Another at-home test, the QuickVue At-Home OTC COVID-19 Test from Quidel Corporation (NASDAQ:QDEL) which in early September became widely available in the US across more than 7,000 CVS Health Corporation (NYSE:CVS) locations. This rapid antigen test enables consumers to perform the test themselves easily and get results within minutes without a doctor’s prescription. Each shelf-stable package contains two self-administered rapid antigen tests.

“We’re experiencing high demand for over-the-counter testing products and are working with our suppliers to meet that demand,” said CVS spokesperson Matt Blanchette in an email to CommonWealth Magazine. “In the event that any of our stores experience a temporary shortage, we will re-supply them as quickly as possible.”

The same goes for Abbott Laboratories (NYSE:ABT) and its BinaxNOW tests, which spokesperson for the company, John Koval, says is seeing “unprecedented demand”.

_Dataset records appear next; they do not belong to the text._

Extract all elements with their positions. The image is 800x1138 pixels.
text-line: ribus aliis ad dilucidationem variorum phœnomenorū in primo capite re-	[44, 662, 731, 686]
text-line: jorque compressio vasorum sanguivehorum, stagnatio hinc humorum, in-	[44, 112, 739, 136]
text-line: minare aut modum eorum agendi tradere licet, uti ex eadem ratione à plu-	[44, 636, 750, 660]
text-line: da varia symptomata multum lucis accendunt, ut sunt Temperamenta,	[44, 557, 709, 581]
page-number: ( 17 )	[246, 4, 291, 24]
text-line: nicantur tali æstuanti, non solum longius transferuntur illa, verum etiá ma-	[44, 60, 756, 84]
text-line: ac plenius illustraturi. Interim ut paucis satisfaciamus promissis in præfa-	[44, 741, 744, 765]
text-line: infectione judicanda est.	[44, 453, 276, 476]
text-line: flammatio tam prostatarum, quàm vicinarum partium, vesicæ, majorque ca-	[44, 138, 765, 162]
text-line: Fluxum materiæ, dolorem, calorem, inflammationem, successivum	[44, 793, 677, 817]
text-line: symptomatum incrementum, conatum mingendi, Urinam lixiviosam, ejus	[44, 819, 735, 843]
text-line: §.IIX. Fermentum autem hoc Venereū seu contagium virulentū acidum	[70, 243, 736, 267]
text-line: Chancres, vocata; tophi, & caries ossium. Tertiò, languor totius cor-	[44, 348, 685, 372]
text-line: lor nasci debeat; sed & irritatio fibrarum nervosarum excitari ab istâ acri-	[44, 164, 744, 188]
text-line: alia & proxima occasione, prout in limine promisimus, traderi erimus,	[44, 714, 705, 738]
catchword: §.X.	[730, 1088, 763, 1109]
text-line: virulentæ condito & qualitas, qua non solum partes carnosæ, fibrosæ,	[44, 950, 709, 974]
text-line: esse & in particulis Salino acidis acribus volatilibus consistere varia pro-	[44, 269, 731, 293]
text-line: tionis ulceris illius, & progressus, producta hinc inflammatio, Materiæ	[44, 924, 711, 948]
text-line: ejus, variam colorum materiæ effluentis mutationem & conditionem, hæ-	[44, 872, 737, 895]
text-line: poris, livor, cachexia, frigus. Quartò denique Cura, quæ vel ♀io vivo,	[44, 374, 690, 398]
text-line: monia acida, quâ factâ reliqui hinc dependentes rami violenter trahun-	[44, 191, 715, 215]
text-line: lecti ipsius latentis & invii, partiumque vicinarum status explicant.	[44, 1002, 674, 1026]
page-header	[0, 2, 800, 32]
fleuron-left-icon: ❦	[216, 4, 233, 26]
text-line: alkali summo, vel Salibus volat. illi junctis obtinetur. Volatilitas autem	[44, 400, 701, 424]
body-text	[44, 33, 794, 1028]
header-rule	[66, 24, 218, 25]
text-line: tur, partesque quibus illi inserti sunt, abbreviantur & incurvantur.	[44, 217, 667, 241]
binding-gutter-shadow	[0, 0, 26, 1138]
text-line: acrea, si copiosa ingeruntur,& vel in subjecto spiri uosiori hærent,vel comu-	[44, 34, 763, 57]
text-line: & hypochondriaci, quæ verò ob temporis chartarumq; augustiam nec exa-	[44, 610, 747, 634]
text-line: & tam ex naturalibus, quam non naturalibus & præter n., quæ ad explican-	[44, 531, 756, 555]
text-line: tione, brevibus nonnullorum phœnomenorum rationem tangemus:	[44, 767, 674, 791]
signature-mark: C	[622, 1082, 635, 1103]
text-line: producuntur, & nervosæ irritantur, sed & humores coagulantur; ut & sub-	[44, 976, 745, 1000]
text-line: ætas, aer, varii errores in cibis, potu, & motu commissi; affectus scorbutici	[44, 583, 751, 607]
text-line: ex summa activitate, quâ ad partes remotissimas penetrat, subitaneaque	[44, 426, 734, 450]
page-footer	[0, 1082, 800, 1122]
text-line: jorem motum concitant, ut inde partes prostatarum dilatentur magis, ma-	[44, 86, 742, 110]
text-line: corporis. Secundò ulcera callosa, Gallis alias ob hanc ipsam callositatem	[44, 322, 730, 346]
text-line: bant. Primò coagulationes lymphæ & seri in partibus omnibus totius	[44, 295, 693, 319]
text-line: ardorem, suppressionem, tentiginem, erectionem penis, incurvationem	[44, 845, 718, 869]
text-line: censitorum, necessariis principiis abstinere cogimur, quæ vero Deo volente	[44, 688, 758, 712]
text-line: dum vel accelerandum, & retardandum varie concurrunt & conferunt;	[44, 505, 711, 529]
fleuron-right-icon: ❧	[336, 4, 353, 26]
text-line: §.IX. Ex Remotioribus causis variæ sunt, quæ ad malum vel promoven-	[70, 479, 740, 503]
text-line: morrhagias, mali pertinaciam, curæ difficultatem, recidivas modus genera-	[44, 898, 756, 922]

“Today, there are tens of millions of BinaxNOW tests in various settings and supply chains,” Koval said in an email. “We're working with our customers to ensure tests get to where they're most needed and we're ramping back up, as we did last year… There will be some supply constraints over the coming weeks as increased capacity comes online.”

The untimely surge in demand came roughly a month after the makers of the popular covid test chose to destroy inventories and laid off thousands of workers, according to the New York Times.

Abbott’s test can still be ordered online via CVS and Amazon, but has had supply issues for online orders at other retailers such as Walgreens and Kroger.